If you do not make your auto loan on time, your lender has the right to repossess your SUV. However, illegal repos are increasing today. Does this issue affect you?
About vehicle repossessions
In order to obtain an auto loan, a borrower may have to give a creditor a security interest in the vehicle. If the borrower fails to make payments on time, the creditor can repossess the car or truck and sell it. The Consumer Financial Protection Bureau (CFPB) recognizes that the hot auto market that exists today fuels Illegal vehicle repossession activity. There is a heavy demand for pre-owned cars and trucks, creating an opportunity for creditors to seize vehicles that can be resold for higher prices.
Repo repercussions
In addition to emotional turmoil, if you experience the repossession of your SUV, you might miss work, have to pay for alternative transportation and face a negative credit report.

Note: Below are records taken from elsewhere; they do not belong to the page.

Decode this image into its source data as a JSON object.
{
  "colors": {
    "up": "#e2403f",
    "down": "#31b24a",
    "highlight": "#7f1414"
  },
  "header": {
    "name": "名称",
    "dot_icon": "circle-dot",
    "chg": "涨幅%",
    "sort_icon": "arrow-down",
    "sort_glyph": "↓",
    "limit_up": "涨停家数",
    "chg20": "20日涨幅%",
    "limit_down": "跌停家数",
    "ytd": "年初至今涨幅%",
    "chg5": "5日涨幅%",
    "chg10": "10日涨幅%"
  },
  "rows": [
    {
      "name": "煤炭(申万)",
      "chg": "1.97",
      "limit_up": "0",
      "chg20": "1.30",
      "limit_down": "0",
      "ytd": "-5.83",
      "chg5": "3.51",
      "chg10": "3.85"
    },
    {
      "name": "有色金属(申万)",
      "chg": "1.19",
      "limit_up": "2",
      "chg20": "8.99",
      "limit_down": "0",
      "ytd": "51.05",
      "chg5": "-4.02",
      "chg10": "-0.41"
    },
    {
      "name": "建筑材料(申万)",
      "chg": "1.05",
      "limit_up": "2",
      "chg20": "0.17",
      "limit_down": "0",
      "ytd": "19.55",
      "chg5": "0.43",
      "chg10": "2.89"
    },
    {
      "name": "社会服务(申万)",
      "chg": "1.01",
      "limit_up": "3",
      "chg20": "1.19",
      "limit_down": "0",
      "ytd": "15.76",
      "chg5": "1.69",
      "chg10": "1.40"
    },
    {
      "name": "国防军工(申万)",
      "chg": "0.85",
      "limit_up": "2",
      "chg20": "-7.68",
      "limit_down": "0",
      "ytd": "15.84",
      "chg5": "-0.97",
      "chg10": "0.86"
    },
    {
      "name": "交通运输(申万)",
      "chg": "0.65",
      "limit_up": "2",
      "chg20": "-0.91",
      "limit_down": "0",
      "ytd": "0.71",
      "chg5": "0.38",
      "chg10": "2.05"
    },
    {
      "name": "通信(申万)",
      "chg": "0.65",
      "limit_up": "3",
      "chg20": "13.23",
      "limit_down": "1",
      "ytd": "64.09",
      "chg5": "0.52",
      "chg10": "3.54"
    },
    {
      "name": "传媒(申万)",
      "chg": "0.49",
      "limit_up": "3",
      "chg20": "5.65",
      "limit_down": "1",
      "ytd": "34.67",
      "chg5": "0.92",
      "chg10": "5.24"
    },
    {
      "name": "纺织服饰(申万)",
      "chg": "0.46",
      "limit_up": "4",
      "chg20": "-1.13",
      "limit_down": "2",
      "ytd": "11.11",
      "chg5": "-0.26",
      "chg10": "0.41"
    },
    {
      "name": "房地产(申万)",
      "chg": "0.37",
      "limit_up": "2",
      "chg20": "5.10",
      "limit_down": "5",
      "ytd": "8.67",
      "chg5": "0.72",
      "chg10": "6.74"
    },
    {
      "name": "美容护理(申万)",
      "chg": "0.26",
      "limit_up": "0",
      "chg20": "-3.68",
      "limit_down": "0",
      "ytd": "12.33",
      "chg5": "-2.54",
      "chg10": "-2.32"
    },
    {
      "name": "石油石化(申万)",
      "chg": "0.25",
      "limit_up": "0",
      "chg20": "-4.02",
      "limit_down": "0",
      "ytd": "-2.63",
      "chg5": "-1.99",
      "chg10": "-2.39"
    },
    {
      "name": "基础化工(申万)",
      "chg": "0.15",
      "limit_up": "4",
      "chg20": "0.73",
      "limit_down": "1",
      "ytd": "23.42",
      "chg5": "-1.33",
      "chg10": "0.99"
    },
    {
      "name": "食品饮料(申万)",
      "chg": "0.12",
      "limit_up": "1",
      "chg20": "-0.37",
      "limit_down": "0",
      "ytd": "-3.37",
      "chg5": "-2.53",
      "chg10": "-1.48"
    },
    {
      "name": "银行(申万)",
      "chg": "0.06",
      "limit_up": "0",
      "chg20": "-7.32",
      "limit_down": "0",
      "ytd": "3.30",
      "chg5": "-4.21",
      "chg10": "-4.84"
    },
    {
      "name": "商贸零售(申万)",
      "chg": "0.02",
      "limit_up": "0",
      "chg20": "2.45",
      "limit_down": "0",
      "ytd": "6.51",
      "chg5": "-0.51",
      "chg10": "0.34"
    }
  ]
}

The repossession may be illegal if you made a payment to stop this action or entered an agreed-upon payment plan with the lender.
Poor record-keeping
The CFPB is keeping a close watch on the auto lending industry. In some repossession cases, records were not properly coded. In other instances, vehicles were taken because orders canceling repossession carelessly went astray harming consumers, which violates federal law. Your SUV could also suffer repossession simply because of the way a servicer processes your loan payment. Remember that you have options. With legal guidance, you can find a solution to the matter before the sale of your vehicle takes place.